L’edizione proposta da RW / Lion comprende anche un sequel di Moonshadow, un racconto in prosa che completa il profondo e variegato affresco narrativo di DeMatteis.

Blood:una storia

"A volte ritornano", questo il titolo di una splendida raccolta di racconti di Stephen King. Perché peculiarità dei mostri è tornare. Sempre. Come nella fiction Jason, Freddy e compagnia bella semplicemente non possono morire; nella realtà le mode lanciate da un'opera di successo condizionano l'argomento delle produzioni nei mesi - a volte anni - a venire, spesso rispolverando qualcosa di antico come il mondo. Risultato: scaffali di librerie, sale cinematografiche e vetrine di fumetterie invasi da pallidi cloni di una sola storia (non sempre degna di essere imitata). Così i vampiri, in quanto mostri, non potevano non tornare, ma lo fanno in una forma - ahinoi - molto lontana dal buon vecchio Vlad III di Valacchia. Ed è qui che entra in gioco il merito di opere come Blood:una storia. In un'era in cui i leggendari succhiasangue sono descritti come esseri dal cuore d'oro, belli e dannati nelle loro sfumature emo, perfettamente in grado di stare al sole, non bere sangue umano e procreare, J. M. De Matteis scrive una storia scevra sia dall'ormai desueto cliché del vampiro classico (qui nessuno si trasforma in fumo, lupo o pipistrello), sia dalle bordate di romanticismo pruriginoso a cui opere come "Twilight" e "True Blood" ci hanno abituati. Ed è una gran cosa, perché riuscire a dire qualcosa di nuovo su una figura proveniente da un passato remoto di cui si è abusato così tanto nel presente non è semplice.

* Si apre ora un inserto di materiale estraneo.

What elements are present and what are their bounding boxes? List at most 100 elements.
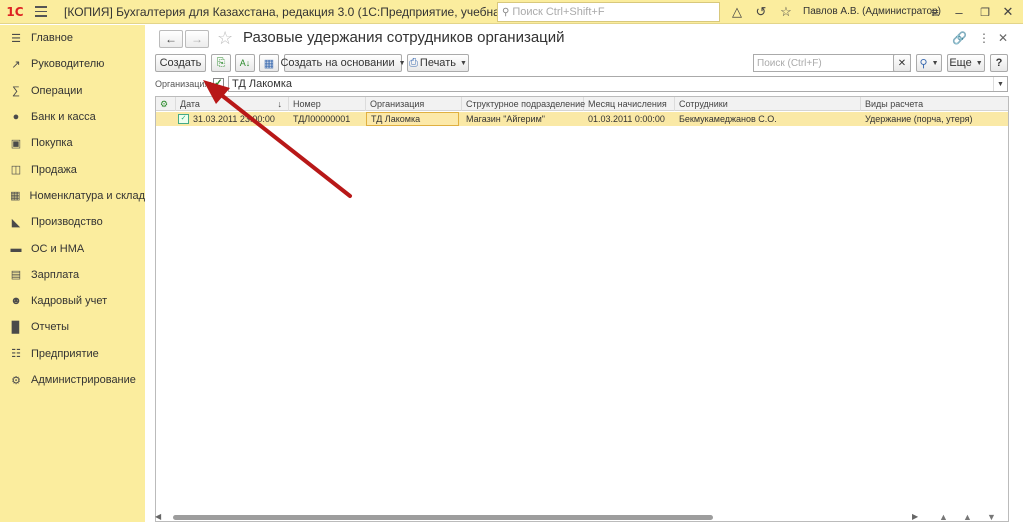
sidebar-item-label: Руководителю — [31, 58, 105, 71]
search-icon: ⚲ — [502, 6, 510, 18]
menu-icon: ☰ — [11, 32, 21, 45]
column-department[interactable]: Структурное подразделение — [462, 97, 585, 111]
warehouse-icon: ▦ — [10, 190, 21, 203]
bell-icon[interactable]: △ — [728, 3, 746, 21]
chevron-down-icon: ▼ — [398, 59, 406, 67]
close-icon[interactable]: ✕ — [999, 3, 1017, 21]
scroll-left-icon[interactable]: ◀ — [155, 512, 161, 521]
gear-icon: ⚙ — [11, 374, 21, 387]
star-icon[interactable]: ☆ — [777, 3, 795, 21]
sidebar-item-label: Кадровый учет — [31, 295, 108, 308]
structure-icon[interactable]: ▦ — [259, 54, 279, 72]
create-based-on-button[interactable]: Создать на основании ▼ — [280, 54, 406, 72]
column-calc-types[interactable]: Виды расчета — [861, 97, 1008, 111]
printer-icon: ⎙ — [409, 56, 418, 69]
more-menu-icon[interactable]: ⋮ — [978, 31, 990, 45]
restore-icon[interactable]: ❐ — [976, 3, 994, 21]
sidebar-item-label: Отчеты — [31, 321, 70, 334]
sidebar-item-reports[interactable]: ▉ Отчеты — [0, 314, 145, 340]
column-date[interactable]: Дата ↓ — [176, 97, 289, 111]
create-button[interactable]: Создать — [155, 54, 206, 72]
sort-desc-icon: ↓ — [277, 99, 283, 109]
column-organization[interactable]: Организация — [366, 97, 462, 111]
page-first-icon[interactable]: ▲ — [939, 512, 948, 522]
cell-date: 31.03.2011 23:00:00 — [193, 114, 275, 124]
table-header: ⚙ Дата ↓ Номер Организация Структурное по… — [156, 97, 1008, 111]
sidebar-item-label: Операции — [31, 84, 83, 97]
sidebar-item-purchase[interactable]: ▣ Покупка — [0, 130, 145, 156]
main-menu-icon[interactable] — [30, 0, 52, 24]
list-search[interactable] — [753, 54, 911, 72]
truck-icon: ▬ — [10, 242, 22, 255]
link-icon[interactable]: 🔗 — [952, 31, 967, 45]
page-up-icon[interactable]: ▲ — [963, 512, 972, 522]
chevron-down-icon[interactable]: ▼ — [993, 77, 1007, 91]
sidebar-item-assets[interactable]: ▬ ОС и НМА — [0, 235, 145, 261]
cell-organization[interactable]: ТД Лакомка — [366, 112, 459, 126]
main-panel: ← → ☆ Разовые удержания сотрудников орга… — [145, 25, 1023, 522]
sidebar-item-warehouse[interactable]: ▦ Номенклатура и склад — [0, 183, 145, 209]
organization-filter-field[interactable]: ТД Лакомка ▼ — [228, 76, 1008, 92]
help-button[interactable]: ? — [990, 54, 1008, 72]
chevron-down-icon: ▼ — [459, 59, 467, 67]
column-date-label: Дата — [180, 99, 200, 109]
operations-icon: ∑ — [12, 84, 20, 97]
sidebar-item-label: Покупка — [31, 137, 73, 150]
arrow-right-icon: → — [191, 32, 203, 46]
global-search-input[interactable] — [512, 6, 703, 18]
sidebar-item-director[interactable]: ↗ Руководителю — [0, 51, 145, 77]
chart-line-icon: ↗ — [11, 58, 21, 71]
horizontal-scrollbar[interactable]: ◀ ▶ — [155, 512, 925, 521]
cell-department: Магазин "Айгерим" — [466, 114, 545, 124]
list-search-input[interactable] — [754, 57, 904, 69]
sidebar-item-sales[interactable]: ◫ Продажа — [0, 156, 145, 182]
sidebar-item-label: Банк и касса — [31, 111, 96, 124]
forward-button[interactable]: → — [185, 30, 209, 48]
column-month[interactable]: Месяц начисления — [584, 97, 675, 111]
sidebar-item-main[interactable]: ☰ Главное — [0, 25, 145, 51]
app-logo[interactable]: 1С — [0, 0, 30, 24]
cell-month: 01.03.2011 0:00:00 — [588, 114, 665, 124]
more-button[interactable]: Еще ▼ — [947, 54, 985, 72]
cart-icon: ◫ — [10, 164, 22, 177]
favorite-star-icon[interactable]: ☆ — [217, 28, 233, 49]
copy-icon[interactable]: ⎘ — [211, 54, 231, 72]
page-down-icon[interactable]: ▼ — [987, 512, 996, 522]
current-user[interactable]: Павлов А.В. (Администратор) — [803, 6, 941, 17]
scrollbar-thumb[interactable] — [173, 515, 713, 520]
sidebar-item-label: Главное — [31, 32, 74, 45]
column-employees[interactable]: Сотрудники — [675, 97, 861, 111]
sidebar-item-salary[interactable]: ▤ Зарплата — [0, 262, 145, 288]
sidebar-item-admin[interactable]: ⚙ Администрирование — [0, 367, 145, 393]
chevron-down-icon: ▼ — [931, 59, 939, 67]
global-search[interactable]: ⚲ — [497, 2, 720, 22]
organization-filter-label: Организация: — [155, 79, 212, 89]
search-icon: ⚲ — [919, 57, 928, 70]
production-icon: ◣ — [11, 216, 21, 229]
search-button[interactable]: ⚲ ▼ — [916, 54, 942, 72]
sidebar-item-operations[interactable]: ∑ Операции — [0, 78, 145, 104]
sidebar-item-bank[interactable]: ● Банк и касса — [0, 104, 145, 130]
history-icon[interactable]: ↺ — [752, 3, 770, 21]
close-form-icon[interactable]: ✕ — [998, 31, 1008, 45]
sidebar-item-hr[interactable]: ☻ Кадровый учет — [0, 288, 145, 314]
post-document-icon[interactable]: A↓ — [235, 54, 255, 72]
organization-filter-checkbox[interactable]: ✓ — [213, 78, 224, 89]
minimize-icon[interactable]: – — [950, 3, 968, 21]
page-title: Разовые удержания сотрудников организаци… — [243, 29, 565, 46]
sidebar-item-label: Производство — [31, 216, 103, 229]
status-column-icon[interactable]: ⚙ — [156, 97, 176, 111]
posted-document-icon: ✓ — [178, 114, 189, 124]
back-button[interactable]: ← — [159, 30, 183, 48]
table-row[interactable]: ✓ 31.03.2011 23:00:00 ТДЛ00000001 ТД Лак… — [156, 112, 1008, 126]
settings-menu-icon[interactable]: ≡ — [926, 3, 944, 21]
people-icon: ☻ — [10, 295, 22, 308]
reports-icon: ▉ — [11, 321, 21, 334]
more-label: Еще — [949, 57, 972, 69]
scroll-right-icon[interactable]: ▶ — [912, 512, 918, 521]
clear-search-icon[interactable]: ✕ — [893, 54, 911, 72]
sidebar-item-enterprise[interactable]: ☷ Предприятие — [0, 341, 145, 367]
print-button[interactable]: ⎙ Печать ▼ — [407, 54, 469, 72]
sidebar-item-production[interactable]: ◣ Производство — [0, 209, 145, 235]
column-number[interactable]: Номер — [289, 97, 366, 111]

In un'evocativa tormenta di neve, il nostro protagonista (non) vede la luce. La sua genesi avviene nel sangue, come una sorta di cupa predestinazione. La donna che riveste il ruolo di madre è avvisata: perderà il figlio, e, in un soffio, quanto vaticinato diviene realtà. Il suo nome è Blood, "sangue" appunto, ed è un vampiro. Inizia così la sua storia, in cui non manca nulla di quel viaggio dell'eroe di cui parla Vogler nel suo omonimo saggio: abbandonato il mondo ordinario, Blood varca la soglia di una realtà sfaccettatissima e variegata, che a tratti coincide col mondo reale, ma più spesso si presenta come folle e allucinata. Un vero e proprio viaggio iniziatico in cui è preponderante il tema del sangue, che a tratti ricorda l'ingiustamente poco conosciuto "Begotten" di Elias Mehrige. In Blood:una storia i personaggi, primo fra tutti il protagonista, sono contemporaneamente loro stessi e metafore viventi, così come le ambientazioni e gli elementi che scandiscono il plot riconducono il lettore a esperienze vissute in prima persona, ovviamente trasfigurate. Non manca l'horror, anche se in una chiave assai differente da quello classico, come d'altronde ci si aspetta da un'opera che di classico non ha nulla. Fortissima la componente onirica, che a tratti richiama il Neil Gaiman più oscuro, vissuta dai personaggi come naturale ordine delle cose: Blood guarda e apprende il mondo trascendente in cui si muove con gli occhi di un bambino, e quindi, per lui, tutto corrisponde a una logica equilibrata da apprendere e metabolizzare.

Una storia, quindi, originalissima e che si avvale di numerosi punti di forza, non ultimi gli incredibili disegni di Kent Williams, autore cui è stato affidato l'arduo compito di tradurre in immagini la complessa sceneggiatura di De Matteis e che raggiunge al 100% l'obiettivo di creare atmosfere evocative e profonde, perfette per l'oscura e onirica storia del vampiro che vampiro non è.
Qual è quindi il punto debole di questo volume? I passaggi in cui De Matteis si spinge troppo oltre, in cui gioca a fare Lynch quando non ce n'è assolutamente il bisogno. Il plot tende infatti in più di un'occasione ad attorcigliarsi su se stesso in evoluzioni volutamente contorte, una sorta di manierismo compiaciuto che implica il brusco risveglio del lettore che si era immerso in quel delirio di sangue allucinato che è Blood:una storia.
E dopo, reimmergersi in quelle atmosfere non è sempre facile.